看護創傷ケアプログラムの立ち上げ方

米国医療研究品質局(AHRQ)によると、圧迫性潰瘍1例の治療費は施設あたり4,000〜40,000ドルと推定されています。長期入院患者の約25%が潰瘍リスクを抱えているため、効果的な看護創傷ケアプログラムは時間・労力・コストの削減だけでなく、感染予防・創傷治癒促進・新たな潰瘍発生防止に直結します。

必要なもの

  • 会議室
  • 図書館またはインターネットアクセス

手順

  1. 1. 多職種チームの結成

    創傷ケアは看護、栄養、理学療法、感染管理、リスクマネジメント、管理部門など、各部門の専門家が協働する必要があります。可能であれば医療部長や創傷専門医を招き、チームリーダーを指名して役割分担を明確にします。

  2. 2. 定例会議の設定

    会議室を確保し、週1回以上の定例会議を開催します。
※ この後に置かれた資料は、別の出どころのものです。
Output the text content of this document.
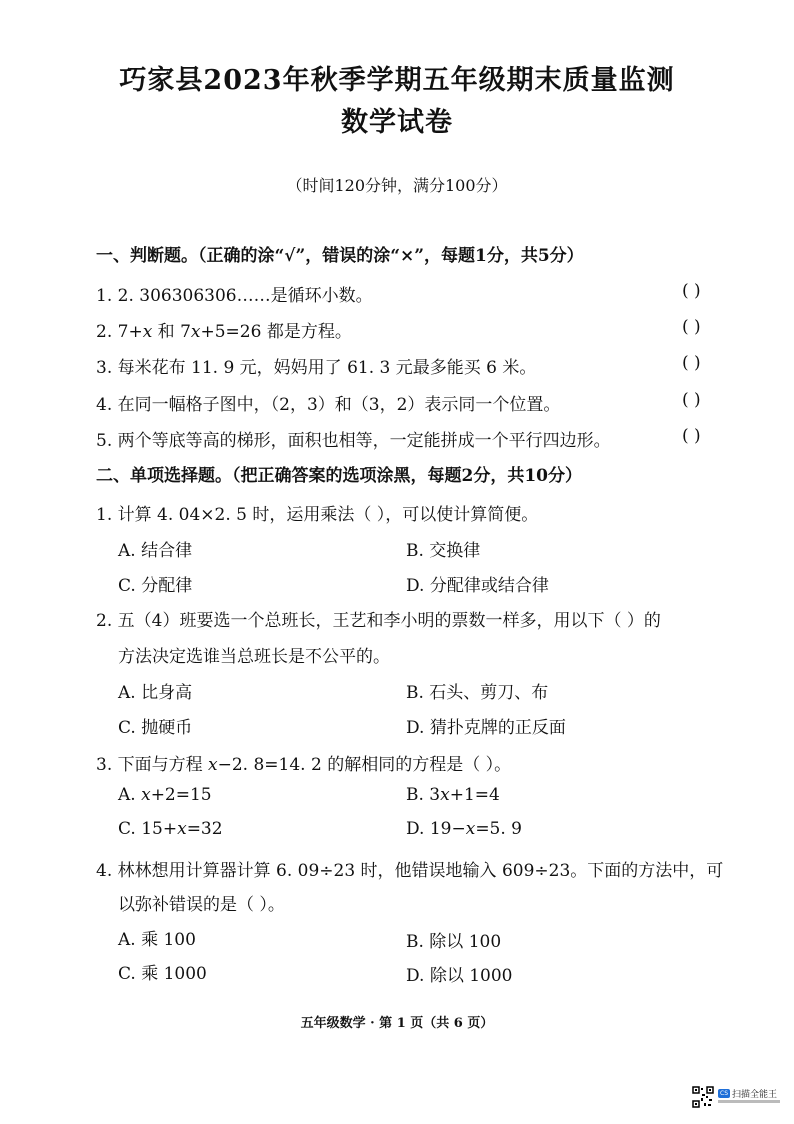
巧家县2023年秋季学期五年级期末质量监测
数学试卷
（时间120分钟，满分100分）
一、判断题。（正确的涂“√”，错误的涂“×”，每题1分，共5分）
1. 2. 306306306……是循环小数。	( )
2. 7+x 和 7x+5=26 都是方程。	( )
3. 每米花布 11. 9 元，妈妈用了 61. 3 元最多能买 6 米。	( )
4. 在同一幅格子图中，（2，3）和（3，2）表示同一个位置。	( )
5. 两个等底等高的梯形，面积也相等，一定能拼成一个平行四边形。	( )
二、单项选择题。（把正确答案的选项涂黑，每题2分，共10分）
1. 计算 4. 04×2. 5 时，运用乘法（ ），可以使计算简便。
A. 结合律	B. 交换律
C. 分配律	D. 分配律或结合律
2. 五（4）班要选一个总班长，王艺和李小明的票数一样多，用以下（ ）的
方法决定选谁当总班长是不公平的。
A. 比身高	B. 石头、剪刀、布
C. 抛硬币	D. 猜扑克牌的正反面
3. 下面与方程 x−2. 8=14. 2 的解相同的方程是（ ）。
A. x+2=15	B. 3x+1=4
C. 15+x=32	D. 19−x=5. 9
4. 林林想用计算器计算 6. 09÷23 时，他错误地输入 609÷23。下面的方法中，可
以弥补错误的是（ ）。
A. 乘 100	B. 除以 100
C. 乘 1000	D. 除以 1000
五年级数学 · 第 1 页（共 6 页）
CS 扫描全能王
プログラム開始初期は、短時間の毎日ミーティングが効果的です。

  3. 3. ガイドラインと定義の策定

    最新の圧迫性潰瘍ガイドラインやAHRQ、全国圧迫性潰瘍諮問委員会(NPUAP)の基準を参照し、評価基準を統一します。用語集を作成し、創傷ステージや測定方法を全員が共通認識できるようにします。

  4. 4. 創傷ケアプロトコルの作成

    予防を最優先し、患者のリスクレベルに応じたスクリーニングを実施します。Bradenスケールなどの評価ツールで、入院・転院・状態変化時に必ず評価します。プロトコルは創傷の組織段階や感染の有無に合わせた処置を、エビデンスに基づき具体的かつ分かりやすく示します。

  5. 5. 創傷ケア製品の選定

    コスト、入手性、使用の容易さを考慮し、各ステージや創傷状態に適した洗浄剤、デブリード剤、抗菌剤、ドレッシングを選びます。地域の薬局や医療用品ディストリビュータ、全国ベンダーに見積もりを依頼し比較検討します。予算が許せば、ハイドロセラピーや負圧創傷療法といった補助的治療の導入も検討してください。

  6. 6. 継続的品質改善 (CQI)

    予防策や治療法の有効性を定期的に評価し、14日以上経過しても創傷が改善しない場合は製品やアプローチを変更します。スタッフのパフォーマンスを定期的にレビューし、必要な研修をタイムリーに実施します。